PIO_FS_BASEDIR=$HOME/.pio_store
PIO_FS_ENGINESDIR=$PIO_FS_BASEDIR/engines
PIO_FS_TMPDIR=$PIO_FS_BASEDIR/tmp
# PredictionIO Storage Configuration
#
# This section controls programs that make use of PredictionIO's built-in
# storage facilities. Default values are shown below.
#
# For more information on storage configuration please refer to
# http://predictionio.incubator.apache.org/system/anotherdatastore/
# Storage Repositories
PIO_STORAGE_REPOSITORIES_METADATA_NAME=pio_meta
PIO_STORAGE_REPOSITORIES_METADATA_SOURCE=ELASTICSEARCH
PIO_STORAGE_REPOSITORIES_EVENTDATA_NAME=pio_event
PIO_STORAGE_REPOSITORIES_EVENTDATA_SOURCE=HBASE
PIO_STORAGE_REPOSITORIES_MODELDATA_NAME=pio_model
PIO_STORAGE_REPOSITORIES_MODELDATA_SOURCE=LOCALFS
# Elasticsearch Example
PIO_STORAGE_SOURCES_ELASTICSEARCH_TYPE=elasticsearch
PIO_STORAGE_SOURCES_ELASTICSEARCH_CLUSTERNAME=elasticsearch_cluster_name
PIO_STORAGE_SOURCES_ELASTICSEARCH_HOSTS=master
PIO_STORAGE_SOURCES_ELASTICSEARCH_PORTS=9300
PIO_STORAGE_SOURCES_ELASTICSEARCH_HOME=/home/spark/workspace/elasticsearch-1.4.4
# Local File System Example
PIO_STORAGE_SOURCES_LOCALFS_TYPE=localfs
PIO_STORAGE_SOURCES_LOCALFS_PATH=$PIO_FS_BASEDIR/models
# HBase Example
PIO_STORAGE_SOURCES_HBASE_TYPE=hbase
PIO_STORAGE_SOURCES_HBASE_HOME=/home/spark/workspace/hbase-1.0.0
设置用户环境变量
在~/.bashrc中添加如下内容
#prodictionio envirenment variables
export PIO_HOME=/home/spark/workspace/predictionio-0.10.0
export PATH=$PIO_HOME/bin:$PATH
更新.bashrc文件
$ service ~/.bashrc
检查环境变量设置正确性
$ pio version
0.10.0-incubating
修改PredictionIO-0.10.0/bin中pio-start-all和pio-stop-all中代码
注释掉pio-start-all和pio-stop-all里面关于progressSQL的代码
(PredictionIO默认的存储数据库是progresssql,我们设置的是Hbase,要不会要求输入密码,有报错出现)
#PGSQL
:<<!
pgsqlStatus="$(ps auxwww | grep postgres | wc -l)"
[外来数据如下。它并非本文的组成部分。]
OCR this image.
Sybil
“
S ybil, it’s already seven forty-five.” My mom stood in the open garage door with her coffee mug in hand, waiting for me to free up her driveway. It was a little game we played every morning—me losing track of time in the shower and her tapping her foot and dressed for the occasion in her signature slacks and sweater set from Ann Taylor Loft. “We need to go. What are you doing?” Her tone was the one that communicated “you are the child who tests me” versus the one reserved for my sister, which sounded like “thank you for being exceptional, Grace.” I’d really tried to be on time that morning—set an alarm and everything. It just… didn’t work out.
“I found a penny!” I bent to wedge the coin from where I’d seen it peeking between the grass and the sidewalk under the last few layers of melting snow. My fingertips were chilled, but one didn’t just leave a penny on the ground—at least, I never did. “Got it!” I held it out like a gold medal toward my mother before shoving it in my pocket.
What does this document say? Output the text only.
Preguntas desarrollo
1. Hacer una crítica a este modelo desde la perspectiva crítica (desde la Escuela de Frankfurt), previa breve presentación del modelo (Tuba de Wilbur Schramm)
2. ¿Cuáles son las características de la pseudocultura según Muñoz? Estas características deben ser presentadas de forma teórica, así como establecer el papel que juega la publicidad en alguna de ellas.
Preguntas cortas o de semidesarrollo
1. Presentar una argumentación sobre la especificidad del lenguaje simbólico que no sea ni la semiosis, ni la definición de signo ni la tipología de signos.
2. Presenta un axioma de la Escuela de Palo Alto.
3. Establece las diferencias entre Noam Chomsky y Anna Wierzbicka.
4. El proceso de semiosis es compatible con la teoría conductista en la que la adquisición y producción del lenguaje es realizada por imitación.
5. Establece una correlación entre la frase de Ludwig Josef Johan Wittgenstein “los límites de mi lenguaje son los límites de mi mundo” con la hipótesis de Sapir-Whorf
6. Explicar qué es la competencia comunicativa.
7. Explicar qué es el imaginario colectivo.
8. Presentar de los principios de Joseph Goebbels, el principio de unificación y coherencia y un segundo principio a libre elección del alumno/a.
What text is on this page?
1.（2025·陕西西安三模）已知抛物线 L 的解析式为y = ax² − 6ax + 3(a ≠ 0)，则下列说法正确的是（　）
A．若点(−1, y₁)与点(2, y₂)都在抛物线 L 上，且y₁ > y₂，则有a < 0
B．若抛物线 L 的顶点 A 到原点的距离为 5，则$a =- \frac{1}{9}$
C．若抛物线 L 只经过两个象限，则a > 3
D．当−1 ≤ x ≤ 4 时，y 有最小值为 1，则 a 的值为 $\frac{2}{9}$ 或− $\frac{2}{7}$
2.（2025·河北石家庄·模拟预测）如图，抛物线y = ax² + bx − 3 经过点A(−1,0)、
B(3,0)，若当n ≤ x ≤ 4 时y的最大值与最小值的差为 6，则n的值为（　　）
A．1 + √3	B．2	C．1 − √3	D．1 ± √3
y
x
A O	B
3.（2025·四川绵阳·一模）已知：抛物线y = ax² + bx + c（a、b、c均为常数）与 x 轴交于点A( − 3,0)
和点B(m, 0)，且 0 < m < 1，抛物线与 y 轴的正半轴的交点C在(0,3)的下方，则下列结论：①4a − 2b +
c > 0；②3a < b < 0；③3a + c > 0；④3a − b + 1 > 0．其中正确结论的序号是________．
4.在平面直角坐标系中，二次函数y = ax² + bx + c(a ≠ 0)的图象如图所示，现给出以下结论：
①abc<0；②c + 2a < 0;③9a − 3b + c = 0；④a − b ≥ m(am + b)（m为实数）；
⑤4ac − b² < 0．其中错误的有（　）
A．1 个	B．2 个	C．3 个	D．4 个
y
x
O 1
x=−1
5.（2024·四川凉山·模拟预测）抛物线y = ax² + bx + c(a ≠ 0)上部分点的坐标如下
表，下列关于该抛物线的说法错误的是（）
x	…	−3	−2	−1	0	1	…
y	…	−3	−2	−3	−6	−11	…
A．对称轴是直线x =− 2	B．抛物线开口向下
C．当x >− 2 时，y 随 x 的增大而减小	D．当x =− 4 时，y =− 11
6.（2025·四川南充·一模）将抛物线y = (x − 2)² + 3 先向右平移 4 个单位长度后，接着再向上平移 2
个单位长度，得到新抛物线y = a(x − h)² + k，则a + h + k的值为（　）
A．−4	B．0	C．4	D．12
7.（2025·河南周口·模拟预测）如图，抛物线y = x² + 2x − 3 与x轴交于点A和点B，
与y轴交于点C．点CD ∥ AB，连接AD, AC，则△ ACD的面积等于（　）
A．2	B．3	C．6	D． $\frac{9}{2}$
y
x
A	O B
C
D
if [[ "$pgsqlStatus" < 5 ]]; then
# Detect OS
OS=`uname`
if [[ "$OS" = "Darwin" ]]; then
pg_cmd=`which pg_ctl`
if [[ "$pg_cmd" != "" ]]; then
pg_ctl -D /usr/local/var/postgres -l /usr/local/var/postgres/server.log start
fi
elif [[ "$OS" = "Linux" ]]; then
sudo service postgresql start
else
echo -e "\033[1;31mYour OS $OS is not yet supported for automatic postgresql startup:(\033[0m"
echo -e "\033[1;31mPlease do a manual startup!\033[0m"
${PIO_HOME}/bin/pio-stop-all
exit 1
fi
fi
!
启动ProdictionIO
$ pio-start-all
starting Elasticsearch…
starting HBase…
starting master, logging to /home/abc/PredictionIO-0.10.0-incubating/vendors/hbase-1.0.0/bin/../logs/hbase-abc- master-yourhost.local.out
waiting 10 seconds for HBase to fully initialize…
starting PredictionIO Event Server…
查看PredictionIO启动情况
$ jps -l
( 应该包含有以下进程:)
org.apache.hadoop.hbase.master.HMaster
org.apache.predictionio.tools.console.Console
org.elasticsearch.bootstrap.Elasticsearch
查看PredictionIO是否正常启动
$pio status